Cluster Analysis View Basics

This post provides a suggested approach to using the basic cluster analysis method. It assumes you have a project open in Symphony.

The basic cluster analysis compares the text of all the comments against each other, then groups them according to similarities.

Perform Initial Analysis

    1. Open Cluster Analysis view.
    2. Set a filter on the content you want to analyze. If none of your content is coded, you don’t need a filter.
    3. For Analysis Method, ensure that “Compare comments with each other” is selected.
    4. For Minimum Cluster Size,  set the value to 1%-2% of the Comments in your analysis.
    5. Click the Refresh button on the main toolbar or press function key F5.When the analysis is complete, the suggested clusters will appear in the Cluster List on the Clusters tab.

Consolidate Clusters

With the basic cluster analysis, it is likely that you will have clusters where the underlying comments have a common theme. This will happen more with smaller settings for the Minimum Cluster Size and with higher values for the Multi-Theme Cutoff %.

  1. Locate two clusters where the names of the clusters are similar. (For example, in an employee engagement survey, you might have one titled “Good Teamwork” and another titled “We have an effective team environment”.)
  2. Click on the cluster you want to consolidate, then drag and drop it on the cluster you want to keep. The underlying comments will be moved into the remaining cluster.

Clean Up Clusters

Ultimately, you want each cluster that you are going to code to have only the comments in them that you want coded. Ideally, you also want each comment to contain only one theme, or at least you want to code it to as many themes as it contains. (Symphony allows you to code each comment to one theme but provides ways of duplicating comments so you can code them as many ways as you like. If you don’t like duplicating comments, you can either split them or see whether Tags are a solution.)

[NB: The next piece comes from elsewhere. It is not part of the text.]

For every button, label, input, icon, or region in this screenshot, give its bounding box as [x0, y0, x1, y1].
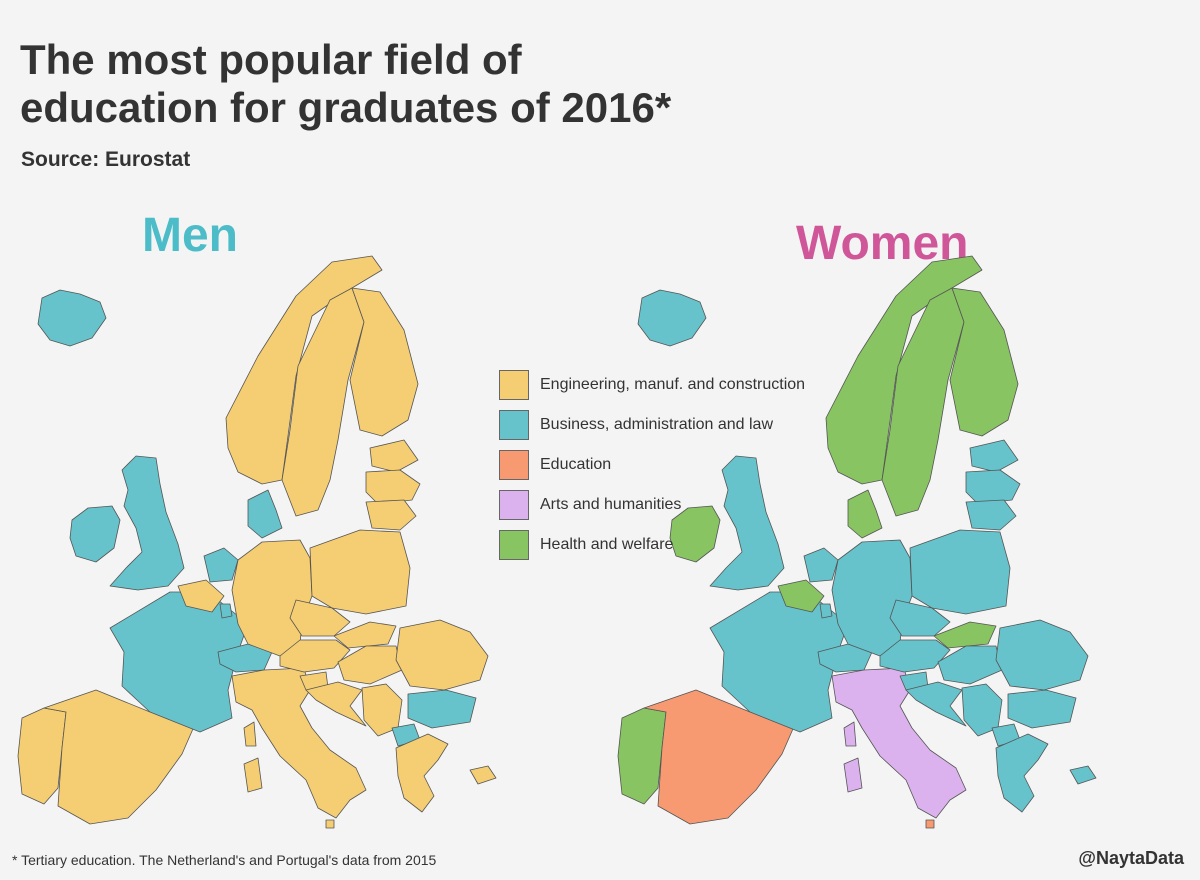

Remove Comments from Clusters

To find comments you don’t want in a cluster, the best place to start is at the bottom of the cluster. By default, the comments are organized in the clusters in descending score order, meaning the comments with the best fit appear at the top of the list. To remove a comment from the cluster, you simply highlight it and click the Remove From Cluster button directly above the comments list.

Split/Confirm Multi-theme Comments

Comments with multiple themes take a little more effort. For starters, they fall into two groups: those where Symphony “recognizes” more than one theme, and those where Symphony does not. You cal tell which ones Symphony believes have multiple themes by looking at the “Clusters” column. This is a count of clusters Symphony came up with for the comment. If your approach is to have copies of comments made (duplicates) for multi-theme comments, you don’t have to do anything with them; if you choose to code all of them, duplicates will be created. If however you don’t want to have duplicates created, you need either to split the comments, or make a decision that Symphony is wrong about the additional themes and ensure that the comment appears in only one cluster – in which case you remove it from the clusters as described above in “Remove Comments from Cluster”.

Alternatively, you can split the comment. You do this using the standard Split Comment capabilties. It is important to note that when you split a comment, the update to your content takes place right away. This is different from the cluster analysis itself, which doesn’t actually change your content; it merely displays the comments in the clusters. If you choose to split comments, it gives you an additional approach to cluster analysis. You can for example do nothing but split comments at this point, then  run the analysis again. The result will reflect the effects of split comments, in that the split will be evaluated separate from the text of the original comment.

Working from Comments Tab

So far what I’ve told you about cleaning up clusters has taken place on the Clusters tab, which consists of a list of clusters plus a second list that displays the comments contained in the highlighted cluster. The Comments tab contains the opposite: a list of all the clustered comments, plus a second list that displays the clusters in which the highlighted comment appears. That is, when you click on a comment, it shows you which cluster(s) it is in. The comments list here also includes a column called “Clusters”, which tells you how many clusters each comment appears in. So what’s useful is to click this column twice to get it in descending order so that the comments that appear in the most clusters rise to the top of the list.

Once the clustered comments list is sorted on Clusters, you can then compare individual comments — specifically those that are in more than one cluster — with the clusters they are assigned to and make the same decisions about them as you would have been making on the Clusters tab. That is: you can removed comments from clusters, you can split comments, or you can choose to leave them as-is.

To remove a comment from a cluster, you simply click the cluster entry in the Clusters list and click the Remove from Cluster button.

Coding the Data

Everything that’s been done so far has been with a singular goal in mind: code the data. By now, some portion of your comments are organized into clusters, and the quality of these clusters is near to — or better than — your standards. Whatever the case, the primary intent of Cluster Analyis view is to reduce the overall coding effort, thereby reducing costs and compressing the analysis timeline.

At it’s root, coding can be pretty simple: just highlight the clusters on the Clusters tab you want to code, then click the “Code Highlighted Clusters” button. This might be sufficient. Usually however, there are residual comments that have been allocated to more than one theme. If you were thorough in the “Clean Up Clusters” section above, the only places you will see this is where you agree with Symphony — that the multi-theme comments do in fact contain multiple themes. You now need to decide what to do about them.